For the first part of the book we watch these four characters in uneasy orbit around each other. Justineau becomes heavily invested in the well-being of her students, and especially Melanie. Melanie, even though she doesn’t fully understand what she is, loves Justineau for seeing her potential and giving her glimpses (especially through Greek mythology) of the wider world. Caldwell sees the children only as subjects, and has no compunction about, say, removing their brains so she can study them further. And Parks is all about by-the-book containment; he doesn’t hate the children, they’re just part of his job. As a result, Parks and Caldwell see Justineau as unnecessarily (and probably unforgivably) soft-hearted, failing to see the animalistic nature of the children. Justineau, in turn, sees Parks as a violent military puppet who just follows orders and Caldwell as a cruel sadist who delights in torturing (undead) children.

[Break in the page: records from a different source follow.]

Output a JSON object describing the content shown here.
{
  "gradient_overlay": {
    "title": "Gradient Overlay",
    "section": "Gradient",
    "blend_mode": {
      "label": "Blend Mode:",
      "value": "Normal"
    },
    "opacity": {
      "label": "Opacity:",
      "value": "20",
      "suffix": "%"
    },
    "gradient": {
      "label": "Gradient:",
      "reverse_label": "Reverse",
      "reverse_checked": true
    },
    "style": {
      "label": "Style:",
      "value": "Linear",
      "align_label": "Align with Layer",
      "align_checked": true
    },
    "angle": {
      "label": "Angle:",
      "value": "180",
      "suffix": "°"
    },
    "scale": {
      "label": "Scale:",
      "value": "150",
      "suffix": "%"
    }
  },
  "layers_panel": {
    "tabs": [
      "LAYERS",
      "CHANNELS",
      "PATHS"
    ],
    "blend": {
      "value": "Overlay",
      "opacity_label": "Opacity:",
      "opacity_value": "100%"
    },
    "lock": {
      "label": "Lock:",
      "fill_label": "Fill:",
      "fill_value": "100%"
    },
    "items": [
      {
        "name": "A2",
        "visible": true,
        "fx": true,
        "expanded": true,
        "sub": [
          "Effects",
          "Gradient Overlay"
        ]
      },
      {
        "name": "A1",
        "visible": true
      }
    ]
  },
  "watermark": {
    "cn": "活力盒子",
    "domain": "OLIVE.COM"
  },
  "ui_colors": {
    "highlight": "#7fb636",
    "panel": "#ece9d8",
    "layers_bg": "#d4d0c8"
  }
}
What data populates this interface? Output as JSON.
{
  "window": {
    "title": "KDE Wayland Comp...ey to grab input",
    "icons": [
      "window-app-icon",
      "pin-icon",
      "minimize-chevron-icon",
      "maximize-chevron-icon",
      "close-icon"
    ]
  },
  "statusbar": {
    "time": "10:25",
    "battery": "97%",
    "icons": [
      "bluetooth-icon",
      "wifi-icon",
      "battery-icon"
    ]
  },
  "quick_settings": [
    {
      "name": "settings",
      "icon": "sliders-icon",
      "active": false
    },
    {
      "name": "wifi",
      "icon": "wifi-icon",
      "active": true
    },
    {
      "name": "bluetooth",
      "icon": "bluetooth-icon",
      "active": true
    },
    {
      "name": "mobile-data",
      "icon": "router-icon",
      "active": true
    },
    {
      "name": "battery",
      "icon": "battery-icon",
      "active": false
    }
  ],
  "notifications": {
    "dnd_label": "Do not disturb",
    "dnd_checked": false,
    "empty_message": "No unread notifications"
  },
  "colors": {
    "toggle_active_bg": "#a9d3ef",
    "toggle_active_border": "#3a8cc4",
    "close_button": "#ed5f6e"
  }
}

The beauty of all this is just how subtly Carey establishes these inherent conflicts. Even though we see them developing, nothing is telegraphed, nothing is obvious. It wasn’t until the second third of the book, as the characters (along with naive soldier Kieran Gallagher) have been cut off from the base and now face a long march south to the main military complex, that I realized just how clever Carey had been. He took his time to bake in the suspicion these characters have for each other and then put them in a situation – marching over hostile terrain, pursued by human enemies and encountering more hungries – where they have to depend on each other.
So that’s the horror/thriller part. But I also said at the top that it’s a thoughtful rumination of humanity, and it is. Melanie is kind of an ingenious creation: an engaging and preternaturally smart child who also happens to be a ruthless killing machine. She’s constantly at war with herself, fighting against her nature and refusing to harm the humans with whom she’s traveling. This is largely down to how they view her. Justineau, especially, takes her seriously, and even Parks comes to respect what she brings to the group. She has a role. She belongs, and Melanie doesn’t want to jeopardize that because of a little hunger. So she encourages them to keep her in restraints and muzzled, and makes sure they remember to coat their exposed skin in “e-blocker,” an ointment that renders them scentless. But during their journey she starts to learn more about herself, who she is, and what Caldwell ultimately wants to do to her. Justineau and Parks know this, too, and as the external threat increases the farther south they travel, so too does the internal one. This all comes to a head in London, when the characters learn the truth both about the Breakdown and what Melanie truly is.
It’s a fantastic book – an effortless thriller that, yeah, also made me a little weepy at the end. The movie adaptation comes out later this year, and I will fight everyone involved if they mess it up.
* Colson Whitehead’s Zone One also qualifies as a thoughtful take on the zombie genre, but I think I’d argue that the zombies are almost incidental to what he’s doing and therefore Zone One isn’t really a zombie novel. Nit-picking, probably.